Governo adia recolhimentos de contribuições e zera IOF no crédito

Também foram baixadas as regras para redução ou suspensão dos contratos de trabalho

Por Rafael Marko 02/04/2020 08:39:53

O governo federal anunciou em 1 de abril a adoção das seguintes medidas:

  • Adiar os recolhimentos da contribuição patronal para a Previdência Social, e das contribuições para a Cofins e o PIS/Pasep, que seriam feitos de abril a maio, para agosto a outubro
  • Zerar por 90 dias o IOF sobre operações de crédito.
  • Prorrogar o prazo de entrega da declaração do IRPF para 30 de junho.
  • Possibilitar a redução de jornada e salário em 25% por acordo individual entre empresas e trabalhadores, com prazo de até 90 dias e garantia de emprego, e complementação, por parte do governo, do seguro-desemprego de 25% a que o trabalhador teria direito se tivesse sido demitido.
  • Possibilitar a redução da jornada e salário em 50% e 70% por acordo individual para quem ganha menos de três salários mínimos (R$ 3,1 mil) ou mais de R$ 12 mil (duas vezes o teto do INSS), com prazo de até 90 dias e garantia de emprego, e complementação, por parte do seguro-desemprego de 50% e 70% a que o trabalhador teria direito se tivesse sido demitido.
  • Possibilitar, para quem ganha entre R$ 3,1 mil e R$ 12 mil, a redução da jornada e salário em 50% e 70% por acordo coletivo para quem ganha menos de três salários mínimos (R$ 3,1 mil) ou mais de R$ 12 mil (duas vezes o teto do INSS), com prazo de até 90 dias e garantia de emprego, e complementação, por parte do governo, do seguro-desemprego de 50% e 70% a que o trabalhador teria direito se tivesse sido demitido.
  • Possibilitar a suspensão do contrato de trabalho, mediante acordo individual ou coletivo, conforme as regras de redução de salário de 50% a 70%, com o pagamento integral do seguro-desemprego, por parte do governo.
  • Obrigar as empresas com faturamento superior a R$ 4,8 milhões a pagar ajuda ao trabalhador com jornada reduzida ou suspensa, no valor de 30% do salário, que acumulará com o benefício do governo.
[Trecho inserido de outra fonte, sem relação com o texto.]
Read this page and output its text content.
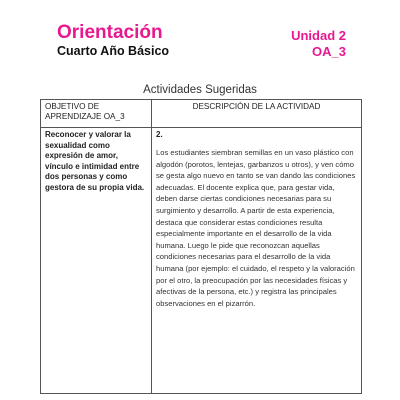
Orientación
Cuarto Año Básico
Unidad 2
OA_3
Actividades Sugeridas
OBJETIVO DE APRENDIZAJE OA_3	DESCRIPCIÓN DE LA ACTIVIDAD

Reconocer y valorar la sexualidad como expresión de amor, vínculo e intimidad entre dos personas y como gestora de su propia vida.	2.
Los estudiantes siembran semillas en un vaso plástico con algodón (porotos, lentejas, garbanzos u otros), y ven cómo se gesta algo nuevo en tanto se van dando las condiciones adecuadas. El docente explica que, para gestar vida, deben darse ciertas condiciones necesarias para su surgimiento y desarrollo. A partir de esta experiencia, destaca que considerar estas condiciones resulta especialmente importante en el desarrollo de la vida humana. Luego le pide que reconozcan aquellas condiciones necesarias para el desarrollo de la vida humana (por ejemplo: el cuidado, el respeto y la valoración por el otro, la preocupación por las necesidades físicas y afectivas de la persona, etc.) y registra las principales observaciones en el pizarrón.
As medidas de redução e suspensão de contratos estão detalhadas na Medida Provisória 936, institui o Programa Emergencial de Manutenção do Emprego e da Renda e dispõe sobre medidas trabalhistas complementares para enfrentamento do estado de calamidade pública reconhecido pelo Decreto Legislativo nº 6, de 20 de março de 2020, e da emergência de saúde pública de importância internacional decorrente do coronavírus (covid-19), de que trata a Lei nº 13.979, de 6 de fevereiro de 1 de abril (DOU Extra de 1/4//2020).